Probably the most vulnerable among us are those who are incarcerated.  I’m all for law and order, as well as punishment, but very few of those incarcerated actually killed somebody or are otherwise going to spend the rest of their lives there.  Many of them haven’t even been convicted of anything yet, they just don’t have the ability to bond out prior to their trial.  Many times these people are physically abused by correctional officers who have the ability to run roughshod over the population.  And people don’t care because they view them as criminals.  

For instance, there was a North Carolina case that just popped up in the news, which captured the beating of an inmate on video – leading to a civil lawsuit.  But if it were not videotaped, nobody would believe it.

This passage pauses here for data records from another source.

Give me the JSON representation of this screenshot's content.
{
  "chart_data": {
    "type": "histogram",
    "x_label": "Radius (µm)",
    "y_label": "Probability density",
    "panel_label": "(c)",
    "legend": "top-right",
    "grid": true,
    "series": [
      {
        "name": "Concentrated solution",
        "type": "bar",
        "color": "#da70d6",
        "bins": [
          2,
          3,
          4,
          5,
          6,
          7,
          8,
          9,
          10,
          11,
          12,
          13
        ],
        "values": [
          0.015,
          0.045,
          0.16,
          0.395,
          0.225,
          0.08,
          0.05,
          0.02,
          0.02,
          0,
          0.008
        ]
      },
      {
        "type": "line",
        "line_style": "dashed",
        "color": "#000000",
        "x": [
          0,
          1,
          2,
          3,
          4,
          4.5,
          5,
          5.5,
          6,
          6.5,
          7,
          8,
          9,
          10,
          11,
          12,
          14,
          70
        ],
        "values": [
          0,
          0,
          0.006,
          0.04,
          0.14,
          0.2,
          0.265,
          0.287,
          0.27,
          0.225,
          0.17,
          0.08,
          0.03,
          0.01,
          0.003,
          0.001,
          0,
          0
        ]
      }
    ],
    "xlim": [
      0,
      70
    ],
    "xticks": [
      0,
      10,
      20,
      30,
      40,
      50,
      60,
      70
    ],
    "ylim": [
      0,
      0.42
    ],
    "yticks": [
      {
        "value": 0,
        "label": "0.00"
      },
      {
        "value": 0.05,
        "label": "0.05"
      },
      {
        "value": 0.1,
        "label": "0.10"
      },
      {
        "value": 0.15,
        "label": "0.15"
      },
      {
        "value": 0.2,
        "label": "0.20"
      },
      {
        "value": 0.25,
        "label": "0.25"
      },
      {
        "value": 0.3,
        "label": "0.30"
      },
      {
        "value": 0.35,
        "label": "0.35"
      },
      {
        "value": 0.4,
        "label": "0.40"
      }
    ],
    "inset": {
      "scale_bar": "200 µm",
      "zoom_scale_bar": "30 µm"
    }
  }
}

In West Virginia, we have some of the worst jails in the country.  I’m not talking about the prisons, but the jails – places where people go who are awaiting trial, or who were sentenced to a short sentence of incarceration.  It seems like every other day there is a correctional officer being fired for sexually assaulting inmates, or dealing drugs with inmates.  And these are just the one’s who get caught.  I’ve heard countless stories from different clients of the abuse perpetrated by guards.  And most of them are almost identical, despite the fact that these people had never met each other.

Don’t be surprised if the Department of Justice announces an investigation….

 – John H. Bryan, West Virginia Attorney.

2 thoughts on “NC Case Illustrates Abuses of Inmates

  1. Just want to say thanks for the straight-up in regards to the jails, the courts, the legal system in general. I am so glad that someone from your side of the fence has the courage to speak up.

  2. I spent a night in jail recently after being arrested for disorderly conduct (which became persistent after the officer physically injured me; my research of this behavior led me to this blog.)

    I’m a 44-year-old woman who has never been in trouble in my life. I didn’t know how to use the phone or get my lunch. I didn’t know that I could have posted my own bond with the credit cards locked up with my other possessions.

    The women with me were very kind to me, which makes me that much more appalled at the conditions they have to endure. They helped me with everything.

    They were just a group of women who had different misfortunes and made mistakes addressing them. None of them were a threat to other people, but they were treated as sub-human. It’s sickening. Thank you for writing about this and drawing attention to it.